There are so many ideas of how to make relationships work. In an age where the “talking” phase could be mistaken for a relationship, it’s harder than ever to really understand what you want, and who you want. Attention dresses up just as nicely as Love, even nicer sometimes. That’s why it’s so easy to mistake attention for love; attention also plays host to jealousy and anger. Two is company, but those three are not a party.
I had thought I was seriously falling for that guy. Let’s call him Steve for the sake of storytelling. Before meeting him, I joked with some of my friends I would only date a guy who had a sister, and who golfed. Because obviously if he golfed that meant he’d be out of my hair on the weekends when I wanted to go to the barn. Solid theory, right? While I was ready for someone to say goodnight to me before I went to bed every night, it wasn’t what Steve wanted. I tried convincing myself that I didn’t want a relationship, I didn’t want someone to meet my family, that I wasn’t ready for that kind of commitment. The truth is, I’m not the kind of girl who can deal with indecision. Does he like me? Is he using me? Why don’t his friends know about me? What’s wrong with me?
Nothing was wrong with me. He simply didn’t want what I wanted, so the entire thing was in his hands all along because I was ready to be what he wanted. No such luck, as you could guess. Steve did teach me something important though: you cannot expect anything; you can’t assume you’ll change someone’s mind. So instead, you move along without expectation because that’s how your life will follow the course it’s supposed to. When you give up the need to control the relationship, to define it, you give yourself the opportunity to find what you’re really looking for. Heard the phrase “whatever you’re seeking is seeking you too?”
It’s fantastical how that truly works.
I went to see Sam Hunt play with Lady Antebellum last summer with my best friend. We do this thing where we have a scavenger hunt whenever we go out. We were standing behind a huge group of people and I recognized this guy I’d had a crush on in high school. There was another guy right next to him with this ridiculous straw hat that had a camouflage band on it. So, we marched right on up to him, tapped him on the shoulder and asked him to take a picture of us. Of course he said sure, but after the picture we started talking. We’d gone to the same high school, knew some of the same people. He had this mischievous glimmer in his unfortunately (this is only unfortunate because I probably stared longer than I needed to) baby blue eyes, and a 1000-watt smile. On the way out of the concert I complained about my feet hurting and he didn’t hesitate before scooping me up and carrying me down the stairs at the concert venue.

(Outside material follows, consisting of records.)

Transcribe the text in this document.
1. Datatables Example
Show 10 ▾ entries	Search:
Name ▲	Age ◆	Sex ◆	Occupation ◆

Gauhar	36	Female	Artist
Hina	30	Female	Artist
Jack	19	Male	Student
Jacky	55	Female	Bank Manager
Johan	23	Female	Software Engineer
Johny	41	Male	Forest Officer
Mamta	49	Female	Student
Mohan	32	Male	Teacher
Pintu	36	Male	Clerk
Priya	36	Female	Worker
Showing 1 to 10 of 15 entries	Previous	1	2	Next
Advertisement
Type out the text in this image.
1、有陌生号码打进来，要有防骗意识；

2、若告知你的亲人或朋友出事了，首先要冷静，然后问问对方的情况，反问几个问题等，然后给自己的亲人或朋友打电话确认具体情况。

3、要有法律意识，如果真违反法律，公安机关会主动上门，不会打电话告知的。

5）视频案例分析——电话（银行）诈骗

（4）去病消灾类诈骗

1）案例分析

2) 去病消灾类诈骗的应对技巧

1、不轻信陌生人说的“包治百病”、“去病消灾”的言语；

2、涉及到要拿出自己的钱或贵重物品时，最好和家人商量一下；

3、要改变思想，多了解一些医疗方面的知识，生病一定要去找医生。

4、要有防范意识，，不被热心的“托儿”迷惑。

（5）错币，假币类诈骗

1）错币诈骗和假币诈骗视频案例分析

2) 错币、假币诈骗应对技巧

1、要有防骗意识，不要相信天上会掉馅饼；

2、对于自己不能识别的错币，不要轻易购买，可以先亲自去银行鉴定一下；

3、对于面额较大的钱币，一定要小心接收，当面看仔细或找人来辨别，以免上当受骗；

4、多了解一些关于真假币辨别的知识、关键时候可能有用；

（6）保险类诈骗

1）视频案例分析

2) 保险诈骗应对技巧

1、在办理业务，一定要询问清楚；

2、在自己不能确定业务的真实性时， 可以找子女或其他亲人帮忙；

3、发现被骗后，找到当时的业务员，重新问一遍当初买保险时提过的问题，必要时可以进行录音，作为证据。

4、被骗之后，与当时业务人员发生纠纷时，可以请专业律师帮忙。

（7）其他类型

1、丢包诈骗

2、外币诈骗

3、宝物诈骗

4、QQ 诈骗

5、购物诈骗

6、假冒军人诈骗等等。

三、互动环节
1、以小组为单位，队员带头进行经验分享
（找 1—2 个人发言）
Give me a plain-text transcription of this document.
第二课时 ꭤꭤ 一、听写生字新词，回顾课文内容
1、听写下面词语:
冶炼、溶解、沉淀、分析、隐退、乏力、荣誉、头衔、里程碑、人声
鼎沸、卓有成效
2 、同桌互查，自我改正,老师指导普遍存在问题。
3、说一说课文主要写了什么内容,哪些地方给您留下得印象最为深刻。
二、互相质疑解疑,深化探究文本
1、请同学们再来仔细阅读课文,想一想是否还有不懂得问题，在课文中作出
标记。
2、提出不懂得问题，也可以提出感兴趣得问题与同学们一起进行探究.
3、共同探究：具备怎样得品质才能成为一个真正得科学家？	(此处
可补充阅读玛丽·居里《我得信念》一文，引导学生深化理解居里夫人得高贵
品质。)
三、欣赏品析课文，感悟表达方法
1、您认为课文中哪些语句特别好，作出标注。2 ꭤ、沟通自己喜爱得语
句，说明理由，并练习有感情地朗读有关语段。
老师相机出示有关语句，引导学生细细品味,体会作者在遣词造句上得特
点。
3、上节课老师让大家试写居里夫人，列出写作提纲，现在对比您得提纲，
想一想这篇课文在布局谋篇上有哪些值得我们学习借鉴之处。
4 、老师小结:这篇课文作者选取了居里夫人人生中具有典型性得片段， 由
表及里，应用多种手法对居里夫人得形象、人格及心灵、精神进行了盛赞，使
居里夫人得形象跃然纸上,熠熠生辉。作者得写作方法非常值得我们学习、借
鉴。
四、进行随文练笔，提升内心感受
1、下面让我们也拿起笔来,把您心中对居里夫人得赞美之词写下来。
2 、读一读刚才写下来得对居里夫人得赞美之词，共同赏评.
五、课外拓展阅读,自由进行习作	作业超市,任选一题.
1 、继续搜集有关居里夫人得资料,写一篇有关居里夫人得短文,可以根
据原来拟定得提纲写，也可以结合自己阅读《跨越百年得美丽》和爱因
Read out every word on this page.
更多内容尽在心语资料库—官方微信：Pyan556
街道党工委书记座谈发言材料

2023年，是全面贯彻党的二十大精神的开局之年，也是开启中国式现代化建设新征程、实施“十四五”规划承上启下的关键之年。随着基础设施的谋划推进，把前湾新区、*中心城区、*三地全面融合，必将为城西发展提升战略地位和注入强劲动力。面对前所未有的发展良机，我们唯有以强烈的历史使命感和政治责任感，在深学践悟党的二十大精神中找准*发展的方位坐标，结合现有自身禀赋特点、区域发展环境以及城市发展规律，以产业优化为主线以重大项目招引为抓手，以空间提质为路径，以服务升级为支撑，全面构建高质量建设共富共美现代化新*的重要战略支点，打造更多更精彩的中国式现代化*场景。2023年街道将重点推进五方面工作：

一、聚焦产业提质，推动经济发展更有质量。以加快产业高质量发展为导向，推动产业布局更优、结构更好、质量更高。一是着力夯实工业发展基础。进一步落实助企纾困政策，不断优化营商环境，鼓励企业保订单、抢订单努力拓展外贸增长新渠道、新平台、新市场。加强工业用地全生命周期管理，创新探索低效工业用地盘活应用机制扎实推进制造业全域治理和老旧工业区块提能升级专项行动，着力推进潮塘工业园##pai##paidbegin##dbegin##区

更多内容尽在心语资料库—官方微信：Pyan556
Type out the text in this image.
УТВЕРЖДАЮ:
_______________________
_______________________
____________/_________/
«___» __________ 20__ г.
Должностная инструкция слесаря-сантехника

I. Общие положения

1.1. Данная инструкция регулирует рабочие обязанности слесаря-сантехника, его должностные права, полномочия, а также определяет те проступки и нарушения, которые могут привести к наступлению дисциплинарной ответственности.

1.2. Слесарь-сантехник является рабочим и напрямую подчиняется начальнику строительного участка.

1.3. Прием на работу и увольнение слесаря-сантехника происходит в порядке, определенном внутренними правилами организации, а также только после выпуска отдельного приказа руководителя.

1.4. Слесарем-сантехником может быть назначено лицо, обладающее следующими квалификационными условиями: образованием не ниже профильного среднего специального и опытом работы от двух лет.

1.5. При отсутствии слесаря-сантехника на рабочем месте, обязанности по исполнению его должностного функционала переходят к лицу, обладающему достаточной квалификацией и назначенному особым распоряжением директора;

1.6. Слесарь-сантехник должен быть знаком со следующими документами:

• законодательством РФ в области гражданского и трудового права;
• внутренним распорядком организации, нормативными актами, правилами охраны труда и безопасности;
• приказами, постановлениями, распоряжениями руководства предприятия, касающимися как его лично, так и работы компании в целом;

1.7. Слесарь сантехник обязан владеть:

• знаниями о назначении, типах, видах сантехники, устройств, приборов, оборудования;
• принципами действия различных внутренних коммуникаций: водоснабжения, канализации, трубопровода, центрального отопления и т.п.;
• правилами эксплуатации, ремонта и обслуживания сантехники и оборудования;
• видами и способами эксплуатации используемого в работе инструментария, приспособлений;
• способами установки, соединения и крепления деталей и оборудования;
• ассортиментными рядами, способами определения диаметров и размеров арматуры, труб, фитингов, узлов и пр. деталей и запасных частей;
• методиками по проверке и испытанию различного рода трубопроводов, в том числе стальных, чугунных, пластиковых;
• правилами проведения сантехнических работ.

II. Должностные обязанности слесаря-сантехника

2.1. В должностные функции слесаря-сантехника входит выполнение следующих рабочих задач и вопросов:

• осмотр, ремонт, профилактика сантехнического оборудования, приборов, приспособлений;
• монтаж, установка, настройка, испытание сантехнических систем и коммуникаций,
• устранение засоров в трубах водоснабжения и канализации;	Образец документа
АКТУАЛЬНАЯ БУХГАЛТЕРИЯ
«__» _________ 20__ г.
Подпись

The point here is: Steve taught me not to assume, not to expect, and not to try and control how someone else felt. When I let go, the real Prince Charming literally scooped me up and carried me off into the night.
What’s better than letting your own fairy tale develop? You won’t be disappointed… that is unless you expect a carriage drawn by horses. Because let’s face it, we’d rather ride the horse than sit in a carriage. Prince Charming will simply have to accept us for the horse loving ladies we are.